Halliday & Matthiessen (2004: 129):
There is no very clear line between these and the Mood Adjuncts; for example, the ‘comment’ categories of prediction, presumption and desirability overlap semantically with the mood categories shown under modality. The difference is that comment Adjuncts are less closely tied to the grammar of mood; they are restricted to ‘indicative’ clauses (those functioning as propositions), and express the speaker’s attitude either to the proposition as a whole or to the particular speech function. In other words, the burden of the comment may be either ideational [propositional] or interpersonal [speech functional].

Mood Adjuncts Of Intensity

Halliday & Matthiessen (2004: 127):
Adjuncts of intensity fall into two classes, of which again one relates to expectation.
(i) Those of degree may be total, high degree or low degree … These Adjuncts (especially the ‘total’ ones) are typically associated with interpersonally loaded Processes or Attributes; the same adverbs also function regularly as Sub-modifiers within a nominal group.
(ii) Those of counterexpectancy are either ‘limiting’ or ‘exceeding’ what is to be expected: the meaning is either ‘nothing else than, went no further than’ or ‘including also, went as far as’.
Adjuncts of intensity occur medially or finally in the clause, but seldom initially — they cannot be thematic …

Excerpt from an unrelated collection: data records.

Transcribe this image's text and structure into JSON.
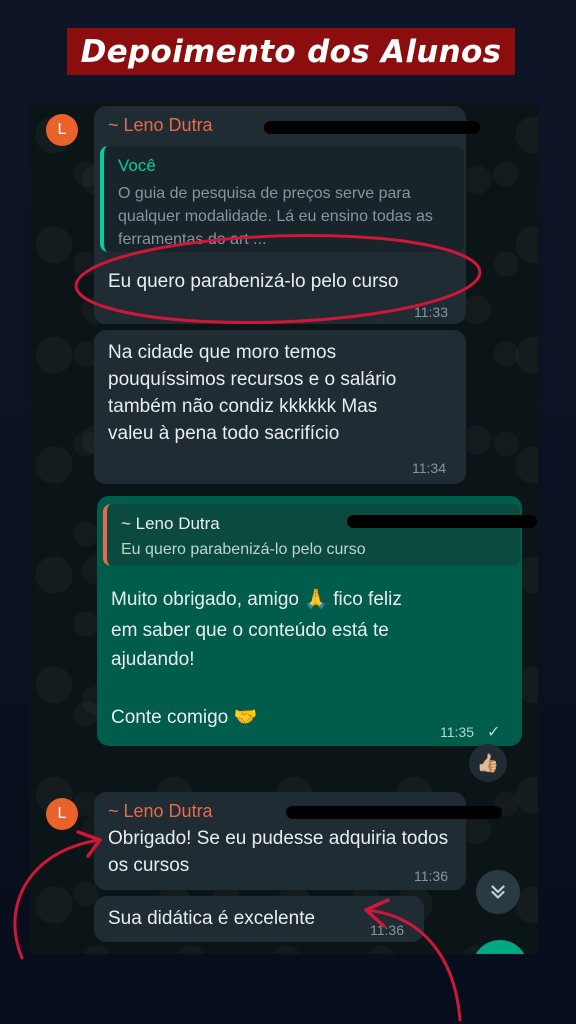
{
  "header": {
    "title": "Depoimento dos Alunos"
  },
  "chat": {
    "msg1": {
      "avatar_letter": "L",
      "sender": "~ Leno Dutra",
      "quote_name": "Você",
      "quote_text": "O guia de pesquisa de preços serve para qualquer modalidade. Lá eu ensino todas as ferramentas do art ...",
      "text": "Eu quero parabenizá-lo pelo curso",
      "time": "11:33"
    },
    "msg2": {
      "text": "Na cidade que moro temos pouquíssimos recursos e o salário também não condiz kkkkkk Mas valeu à pena todo sacrifício",
      "time": "11:34"
    },
    "msg3": {
      "quote_name": "~ Leno Dutra",
      "quote_text": "Eu quero parabenizá-lo pelo curso",
      "line1": "Muito obrigado, amigo 🙏 fico feliz",
      "line2": "em saber que o conteúdo está te",
      "line3": "ajudando!",
      "line4": "Conte comigo 🤝",
      "time": "11:35",
      "status": "✓",
      "reaction": "👍🏼"
    },
    "msg4": {
      "avatar_letter": "L",
      "sender": "~ Leno Dutra",
      "text": "Obrigado! Se eu pudesse adquiria todos os cursos",
      "time": "11:36"
    },
    "msg5": {
      "text": "Sua didática é excelente",
      "time": "11:36"
    },
    "scroll_button_icon": "double-chevron-down",
    "colors": {
      "title_bg": "#8b0d0d",
      "annotation": "#d0173a",
      "outgoing": "#005c4b",
      "incoming": "#1f2c33"
    }
  }
}
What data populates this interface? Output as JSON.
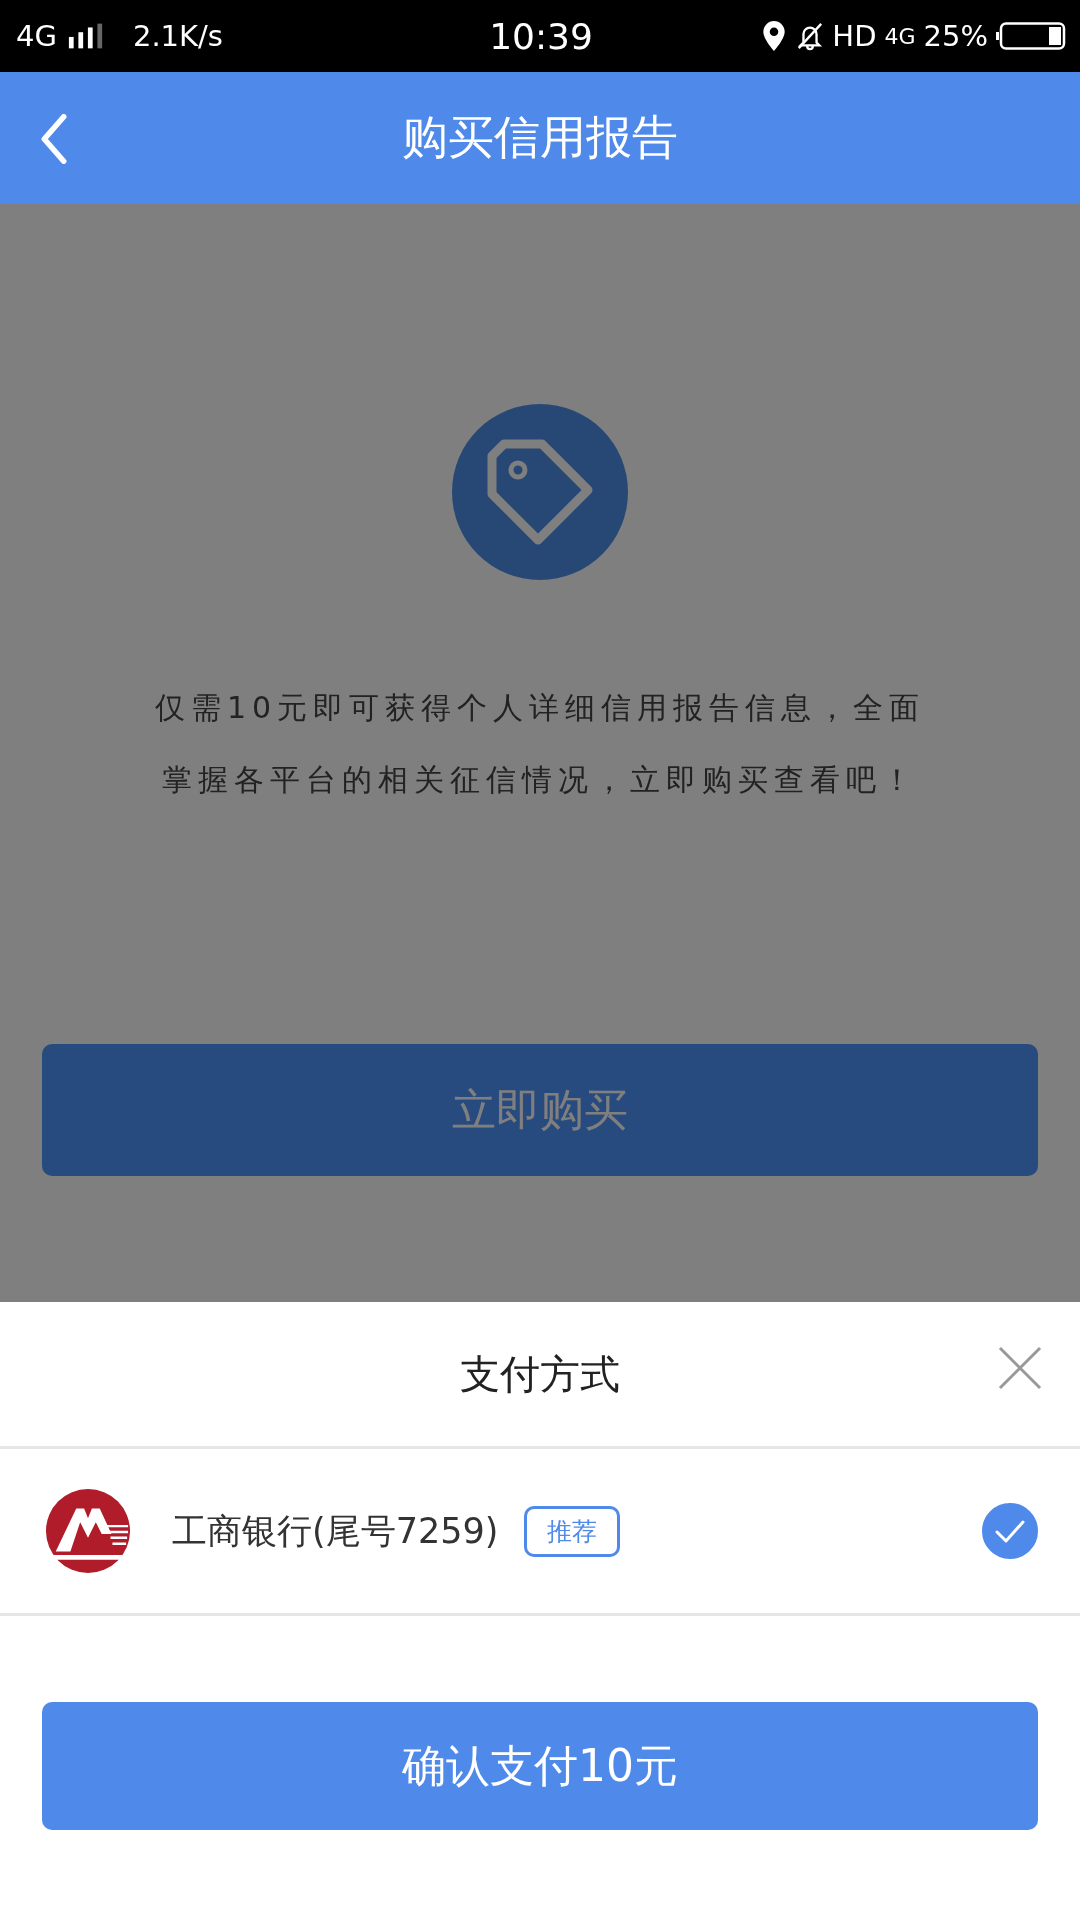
{
  "status_bar": {
    "network": "4G",
    "speed": "2.1K/s",
    "time": "10:39",
    "hd": "HD",
    "network_2": "4G",
    "battery": "25%"
  },
  "header": {
    "title": "购买信用报告"
  },
  "product": {
    "description": "仅需10元即可获得个人详细信用报告信息，全面掌握各平台的相关征信情况，立即购买查看吧！",
    "buy_button": "立即购买"
  },
  "payment_sheet": {
    "title": "支付方式",
    "methods": [
      {
        "name": "工商银行(尾号7259)",
        "tag": "推荐",
        "selected": true
      }
    ],
    "confirm_button": "确认支付10元"
  }
}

Mood Adjuncts Of Temporality

Halliday & Matthiessen (2004: 127):
Adjuncts of temporality relate to interpersonal (deictic) time. They relate either
(i) to the time itself, which may be near or remote, past or future, relative to the speaker–now; or
(ii) to an expectation, positive or negative, with regard to the time at issue.

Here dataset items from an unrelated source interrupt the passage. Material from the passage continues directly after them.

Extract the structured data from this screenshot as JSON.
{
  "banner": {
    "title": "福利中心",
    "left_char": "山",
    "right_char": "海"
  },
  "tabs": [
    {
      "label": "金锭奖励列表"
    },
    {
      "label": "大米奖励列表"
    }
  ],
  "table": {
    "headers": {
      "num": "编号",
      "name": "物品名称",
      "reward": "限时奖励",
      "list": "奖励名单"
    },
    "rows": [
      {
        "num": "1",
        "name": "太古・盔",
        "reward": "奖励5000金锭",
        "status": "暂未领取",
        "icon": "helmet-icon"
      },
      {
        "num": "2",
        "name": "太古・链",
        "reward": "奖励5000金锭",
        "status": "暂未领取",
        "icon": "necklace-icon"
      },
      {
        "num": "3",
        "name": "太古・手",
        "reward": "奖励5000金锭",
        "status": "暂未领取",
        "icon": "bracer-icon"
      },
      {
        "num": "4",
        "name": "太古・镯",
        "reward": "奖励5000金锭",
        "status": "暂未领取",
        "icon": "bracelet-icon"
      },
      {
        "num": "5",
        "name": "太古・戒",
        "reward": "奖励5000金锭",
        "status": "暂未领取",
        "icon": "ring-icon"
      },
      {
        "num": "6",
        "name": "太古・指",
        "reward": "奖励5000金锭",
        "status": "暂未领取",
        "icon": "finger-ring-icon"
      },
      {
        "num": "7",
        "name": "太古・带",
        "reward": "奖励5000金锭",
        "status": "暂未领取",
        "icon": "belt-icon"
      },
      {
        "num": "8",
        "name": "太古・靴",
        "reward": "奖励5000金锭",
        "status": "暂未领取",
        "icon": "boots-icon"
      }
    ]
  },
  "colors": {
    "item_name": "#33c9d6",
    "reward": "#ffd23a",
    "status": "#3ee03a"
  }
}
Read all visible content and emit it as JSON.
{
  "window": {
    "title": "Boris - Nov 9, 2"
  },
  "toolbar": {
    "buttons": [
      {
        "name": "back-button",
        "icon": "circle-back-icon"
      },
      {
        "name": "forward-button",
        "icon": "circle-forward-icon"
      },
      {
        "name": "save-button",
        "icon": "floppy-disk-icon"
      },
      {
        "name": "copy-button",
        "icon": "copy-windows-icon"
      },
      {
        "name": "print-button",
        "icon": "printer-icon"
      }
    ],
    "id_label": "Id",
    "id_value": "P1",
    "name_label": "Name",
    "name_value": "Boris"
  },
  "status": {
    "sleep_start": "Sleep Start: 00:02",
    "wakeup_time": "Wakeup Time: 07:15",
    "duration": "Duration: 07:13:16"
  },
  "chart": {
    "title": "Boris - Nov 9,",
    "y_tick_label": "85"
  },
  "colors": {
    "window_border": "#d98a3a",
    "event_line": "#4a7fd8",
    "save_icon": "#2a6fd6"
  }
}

Mood Adjuncts: Types & Positions

Halliday & Matthiessen (2004: 126):
These are so-called because they are closely associated with the meanings construed by the mood system: modality and temporality; and also intensity. This means that their neutral position in the clause is next to the Finite verbal operator, either just before it or just after it. But there are two other possible locations: before the Subject (ie in thematic position — those of temporality and modality have a strong tendency to function as Theme) and at the end of the clause as Afterthought.